Au fil des années, il m'est arrivé assez souvent de lire des textes portant sur l'attitude du corps médical face à la douleur, face à la souffrance extrême. J'éprouvais alors beaucoup de compassion et de sympathie pour les personnes devenues des «foyers» ou des «centrales» de douleur et de souffrance, une souffrance souvent chronique et incurable.

Il y a à peu près dix mois, je suis subitement tombé par l'avant, sans raison visible ou claire, sur un trottoir. Il était 10 heures du matin. Je déambulais allègrement sur le Chemin de la Côte-Sainte-Catherine près de l'édifice des HEC. J'ai d'abord pensé, avec un certain catastrophisme, que quelqu'un m'avait donné un violent coup dans le dos avec une barre de fer ou un bâton. Mais il n'y avait personne derrière moi. En fait, j'ai appris, après ce pénible épisode, que j'avais subi un spasme musculaire de très forte intensité.
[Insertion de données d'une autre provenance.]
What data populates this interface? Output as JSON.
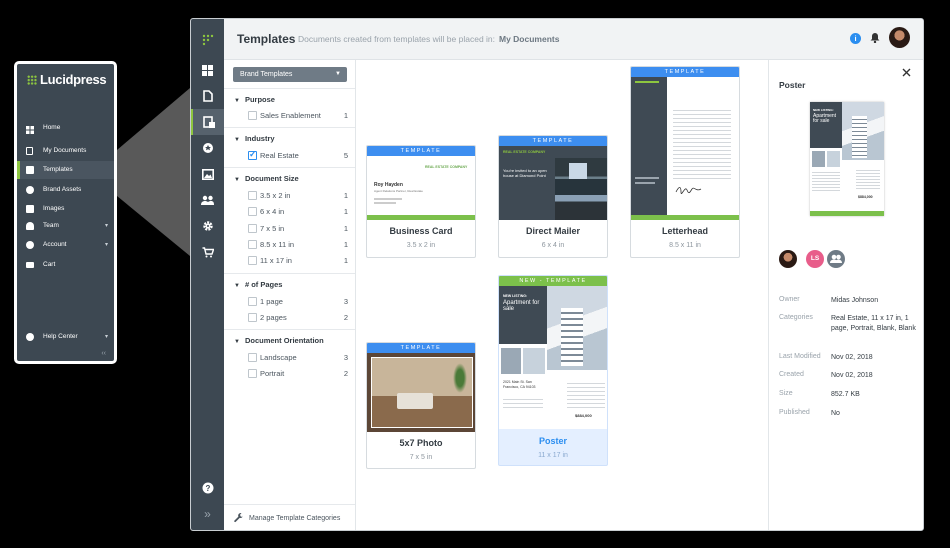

Comme j'étais déjà soigné par un rhumatologue, je l'ai consulté et il a «cru» diagnostiquer ce drôle de mal qu'on appelle la fibromyalgie, maladie qui, si j'ai bien compris, s'attaque au système musculaire. Un médecin que je connais assez bien conteste ce diagnostic, ce qui est troublant. Quoi qu'il en soit, ça fait presque un an que j'ai toujours mal (à des degrés variables) et que je dois marcher avec une canne, ce qui ne m'a pas empêché de dégringoler des escaliers à trois reprises et de parfois tomber.

Malgré toute la bastringue pharmacologique que je dois avaler péniblement chaque jour, j'ai toujours de plus en plus mal et j'en ai ras le bol. Le matin, ça prend une heure ou plus avant que je puisse marcher de manière presque «normale», avec ma bonne vieille canne tant appréciée qui se doit de me suivre partout.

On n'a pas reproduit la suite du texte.